The goal for these clothing tricks is to combine more and more pieces of clothing or accessories, Zaw Oo says: "Now you're also taking off shoes, hats, and I think people do backpacks, so I think that's the next direction I would take it."

It's a worthy tribute to the Yakuza series, that's for sure. I ask about his favorite scenes and moments from the series, expecting something about Kiryu inexplicably ripping off a two-piece suit in an instant, but his response is even better. 

"One that's recent and most memorable is Yakuza 7. There's a scene where a character is eating a piece of bread. And then the bread pulls apart. And like, that looks so good. That's also one of the things that's even harder to do than clothes, actual foods that look like food. So it's in the beginning and this character is in prison. And when he comes out, he's never had this sweet bread for however many years he was in prison. So the first time he ate it, they showed it in this explicit detail, and then he pulls this bread apart so he can eat it. And that looks so good. That looks very appetizing. It's really hard to do. 

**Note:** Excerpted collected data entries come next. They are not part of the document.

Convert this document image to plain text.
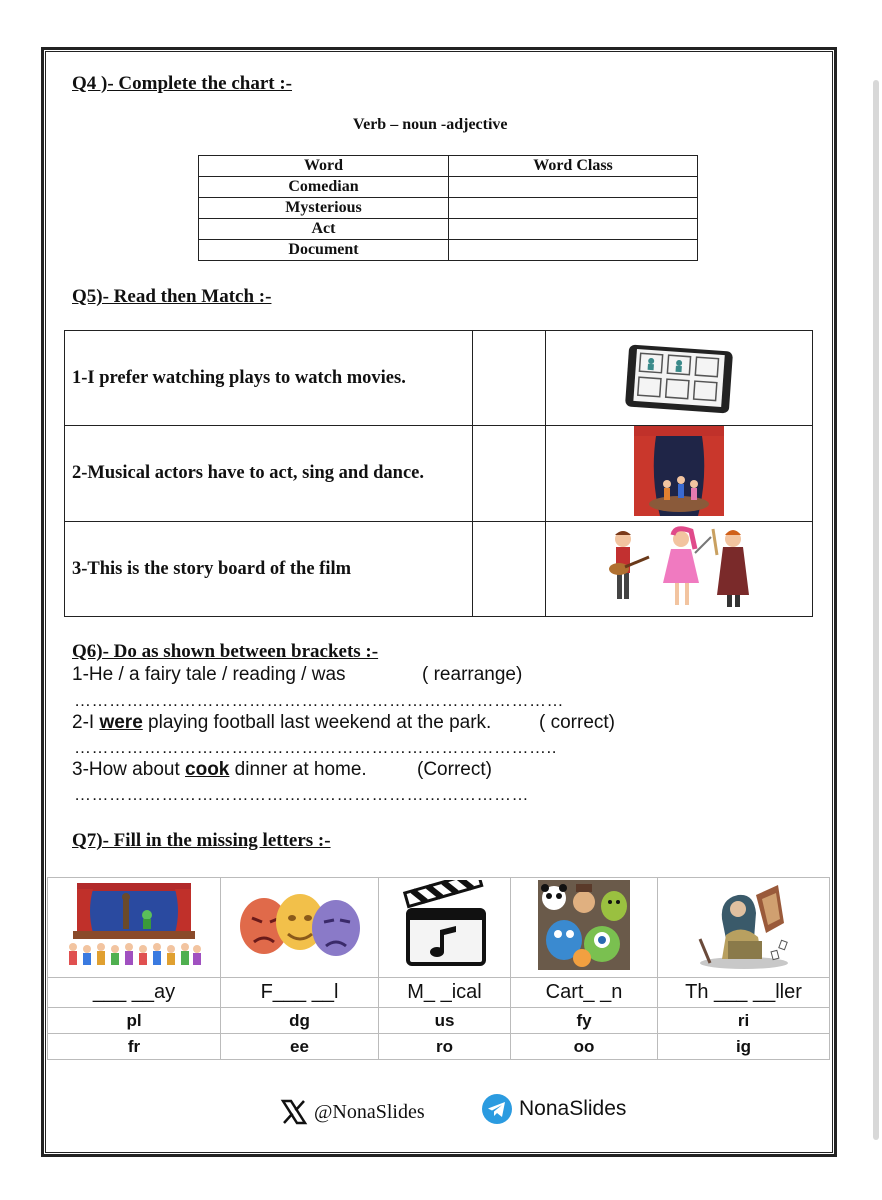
Q4 )- Complete the chart :-
Verb – noun -adjective
Word	Word Class
Comedian	
Mysterious	
Act	
Document	
Q5)- Read then Match :-
1-I prefer watching plays to watch movies.		
2-Musical actors have to act, sing and dance.		
3-This is the story board of the film		
Q6)- Do as shown between brackets :-
1-He / a fairy tale / reading / was	( rearrange)
…………………………………………………………………………
2-I were playing football last weekend at the park.	( correct)
………………………………………………………………………..
3-How about cook dinner at home.	(Correct)
……………………………………………………………………
Q7)- Fill in the missing letters :-

___ __ay	F___ __l	M_ _ical	Cart_ _n	Th ___ __ller
pl	dg	us	fy	ri
fr	ee	ro	oo	ig
@NonaSlides	NonaSlides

"That's the most memorable detail that you don't necessarily see in other games. So someone on their team, or multiple someones on the team, put in a lot of effort to make that bread look good. That's what I remember from the most recent Yakuza game I played. As far as the clothing thing, I don't think they do clothing simulation. I think they just do like a frame swap, a full frame wipe. I guess it's their narrative purpose, they want to reveal tattoos." 

Prepare for more clothes-ripping because Like a Dragon: Infinite Wealth is the longest Yakuza game yet.